Indra was described as Sultan Hussein’s great-great-great-grandson in an article from the government-affiliated heritage society Friends of the Museums Singapore last year.

Indra’s son, 40-year-old businessman Tengku Azan, has a two-year-old daughter who would be one of the youngest descendants.

He believes that future generations will not be very interested in the history of the sultan. “The past inadvertently takes a back seat and remains indifferent,” he said.

For other former palace residents, life in the outside world has been a rude awakening.

Tengku Faizal, 43, said that after leaving the palace in 1999, he took a job as a condo cleaner and would be mocked for being the prince who handles the garbage.

Now she drives a taxi, but says she is struggling to make ends meet and has been given financial assistance to cover her daughter’s childcare expenses. To help, his wife has taken a part-time job at McDonald’s.

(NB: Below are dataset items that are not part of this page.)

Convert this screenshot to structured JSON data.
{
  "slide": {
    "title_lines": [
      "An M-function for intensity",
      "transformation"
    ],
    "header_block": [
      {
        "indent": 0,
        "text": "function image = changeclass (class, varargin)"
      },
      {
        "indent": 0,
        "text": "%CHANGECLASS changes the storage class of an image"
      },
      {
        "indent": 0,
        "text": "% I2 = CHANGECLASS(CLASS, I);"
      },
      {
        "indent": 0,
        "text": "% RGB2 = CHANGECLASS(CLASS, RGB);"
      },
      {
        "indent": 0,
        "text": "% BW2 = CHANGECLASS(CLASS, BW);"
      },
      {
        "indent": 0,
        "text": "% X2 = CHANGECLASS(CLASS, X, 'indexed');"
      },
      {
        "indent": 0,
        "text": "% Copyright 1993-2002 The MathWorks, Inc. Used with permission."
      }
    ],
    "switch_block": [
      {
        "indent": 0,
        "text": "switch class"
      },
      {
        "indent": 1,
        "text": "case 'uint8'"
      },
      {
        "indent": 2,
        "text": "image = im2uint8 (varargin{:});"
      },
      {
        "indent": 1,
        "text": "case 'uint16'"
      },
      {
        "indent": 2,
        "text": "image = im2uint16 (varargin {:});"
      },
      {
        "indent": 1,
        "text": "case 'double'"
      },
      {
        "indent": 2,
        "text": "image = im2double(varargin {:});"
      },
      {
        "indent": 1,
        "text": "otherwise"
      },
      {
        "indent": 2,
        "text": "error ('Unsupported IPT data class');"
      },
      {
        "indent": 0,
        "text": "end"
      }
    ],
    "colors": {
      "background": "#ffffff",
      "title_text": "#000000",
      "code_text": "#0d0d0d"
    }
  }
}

“We are not smart, we are not rich,” Faizal said, speaking in English. “We only have the title.”

In neighboring Malaysia, a constitutional monarchy where sultans still play an active role in public life, honorific names are much more common.

Of seven Singaporean plaintiffs interviewed by Reuters, Shawal was the most eager to celebrate his inheritance.

But even he had his own doubts about passing on the “burden” of the royal title and did not give it to his daughter at birth.

Puteri, who is now 27 and working for a biotech company, has brought back his Tengku name, but says he also considers explaining his credentials to be an arduous task in a country that has largely forgotten this part of history.

“Part of me feels sad because I need to explain who I am. But the moment they look at Prince Harry, they know he’s the prince, ”he said, referring to the world-popular grandson of Queen Elizabeth II.